(November 16, 2018 at 6:05 pm)Everena Wrote:(November 16, 2018 at 2:16 pm)Jörmungandr Wrote: Yes. Given theists' usual reluctance to discuss the specifics of such experiences, it's hard to know anything at all about them, aside from that we should be skeptical of their experiences for the same reason that we are skeptical of anyone who claims something extraordinary but is uncommonly tight-lipped about the details. Such people frequently show themselves to be mistaken, lying, or simply foolish. Would you care to dispel these suspicions by providing us with the specific details of these experiences by which you claim to know God?
You have to experience these things yourself to really know how real and convincing it is.

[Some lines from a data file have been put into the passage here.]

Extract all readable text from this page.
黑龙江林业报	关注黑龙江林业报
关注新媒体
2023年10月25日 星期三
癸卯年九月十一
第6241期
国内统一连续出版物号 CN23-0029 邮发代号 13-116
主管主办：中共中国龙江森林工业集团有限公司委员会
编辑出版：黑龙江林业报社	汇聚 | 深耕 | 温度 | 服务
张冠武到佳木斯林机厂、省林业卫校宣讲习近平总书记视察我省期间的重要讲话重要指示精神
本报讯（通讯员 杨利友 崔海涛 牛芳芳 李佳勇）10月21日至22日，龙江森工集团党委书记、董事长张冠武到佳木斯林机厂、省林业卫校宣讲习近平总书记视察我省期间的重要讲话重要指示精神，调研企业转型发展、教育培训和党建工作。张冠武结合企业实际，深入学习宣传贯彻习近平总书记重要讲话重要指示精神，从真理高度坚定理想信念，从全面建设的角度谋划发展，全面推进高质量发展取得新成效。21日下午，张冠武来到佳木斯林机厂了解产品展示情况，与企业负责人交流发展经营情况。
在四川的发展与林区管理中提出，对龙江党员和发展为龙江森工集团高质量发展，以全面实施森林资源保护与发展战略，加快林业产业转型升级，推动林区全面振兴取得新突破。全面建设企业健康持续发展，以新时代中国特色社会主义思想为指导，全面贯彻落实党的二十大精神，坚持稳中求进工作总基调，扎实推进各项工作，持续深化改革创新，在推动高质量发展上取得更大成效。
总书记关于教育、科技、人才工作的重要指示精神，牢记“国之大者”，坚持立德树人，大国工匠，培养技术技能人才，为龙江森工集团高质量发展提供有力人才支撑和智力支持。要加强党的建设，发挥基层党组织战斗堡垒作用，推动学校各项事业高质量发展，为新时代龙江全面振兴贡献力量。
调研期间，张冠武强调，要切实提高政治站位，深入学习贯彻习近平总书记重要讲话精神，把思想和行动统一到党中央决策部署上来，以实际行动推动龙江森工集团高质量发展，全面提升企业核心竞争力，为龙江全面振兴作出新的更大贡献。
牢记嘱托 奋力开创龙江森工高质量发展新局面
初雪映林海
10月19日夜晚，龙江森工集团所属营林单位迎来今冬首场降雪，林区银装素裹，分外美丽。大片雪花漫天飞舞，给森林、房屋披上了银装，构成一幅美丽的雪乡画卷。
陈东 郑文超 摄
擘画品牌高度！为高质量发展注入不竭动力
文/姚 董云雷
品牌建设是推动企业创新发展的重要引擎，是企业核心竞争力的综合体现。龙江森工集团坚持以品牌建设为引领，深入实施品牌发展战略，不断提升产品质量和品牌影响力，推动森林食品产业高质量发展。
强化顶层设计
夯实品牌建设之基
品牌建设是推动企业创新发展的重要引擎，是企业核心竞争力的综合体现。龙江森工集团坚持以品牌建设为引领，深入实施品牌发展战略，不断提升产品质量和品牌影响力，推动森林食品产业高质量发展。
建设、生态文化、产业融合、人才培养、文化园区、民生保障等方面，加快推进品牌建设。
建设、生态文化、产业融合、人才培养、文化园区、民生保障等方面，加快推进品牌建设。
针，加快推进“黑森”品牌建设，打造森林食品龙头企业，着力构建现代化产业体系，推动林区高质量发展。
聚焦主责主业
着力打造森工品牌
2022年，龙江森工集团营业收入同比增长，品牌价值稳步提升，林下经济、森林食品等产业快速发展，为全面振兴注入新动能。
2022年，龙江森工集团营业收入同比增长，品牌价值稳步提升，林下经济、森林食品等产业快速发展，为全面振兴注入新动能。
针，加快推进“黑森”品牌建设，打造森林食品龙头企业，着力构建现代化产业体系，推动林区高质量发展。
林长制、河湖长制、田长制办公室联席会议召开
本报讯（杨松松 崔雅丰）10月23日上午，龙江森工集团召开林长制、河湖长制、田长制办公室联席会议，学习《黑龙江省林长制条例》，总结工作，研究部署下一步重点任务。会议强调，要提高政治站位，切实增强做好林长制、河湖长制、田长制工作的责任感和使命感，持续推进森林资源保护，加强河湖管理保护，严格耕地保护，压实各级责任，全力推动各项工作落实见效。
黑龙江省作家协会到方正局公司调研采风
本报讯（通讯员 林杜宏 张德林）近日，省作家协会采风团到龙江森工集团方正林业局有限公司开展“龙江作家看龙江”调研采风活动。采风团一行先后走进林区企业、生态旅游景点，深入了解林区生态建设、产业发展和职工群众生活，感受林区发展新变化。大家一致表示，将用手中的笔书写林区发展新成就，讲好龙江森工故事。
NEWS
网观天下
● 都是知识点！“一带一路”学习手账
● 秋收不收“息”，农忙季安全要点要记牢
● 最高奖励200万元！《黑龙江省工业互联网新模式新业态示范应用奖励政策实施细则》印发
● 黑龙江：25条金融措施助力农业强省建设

Having lived with psychotic delusions the bulk of my life, I'm quite familiar with how things can seem real and convincing, yet all the same be poorly and inadequately justified. For an example from a different subject, people who live through NDEs report their experiences as being so clear and compelling, that some even say that they are more real to them than their ordinary experience. Yet its known that starving the brain of oxygen and injecting someone with ketamine can also produce experiences that are more real than their ordinary experiences, which some even believe in spite of knowing the cause. The phenomenological appearance of something is a poor indicator of its likely reflection of truth. Do you not agree? If so, what exactly are you resting your certainty upon aside from this?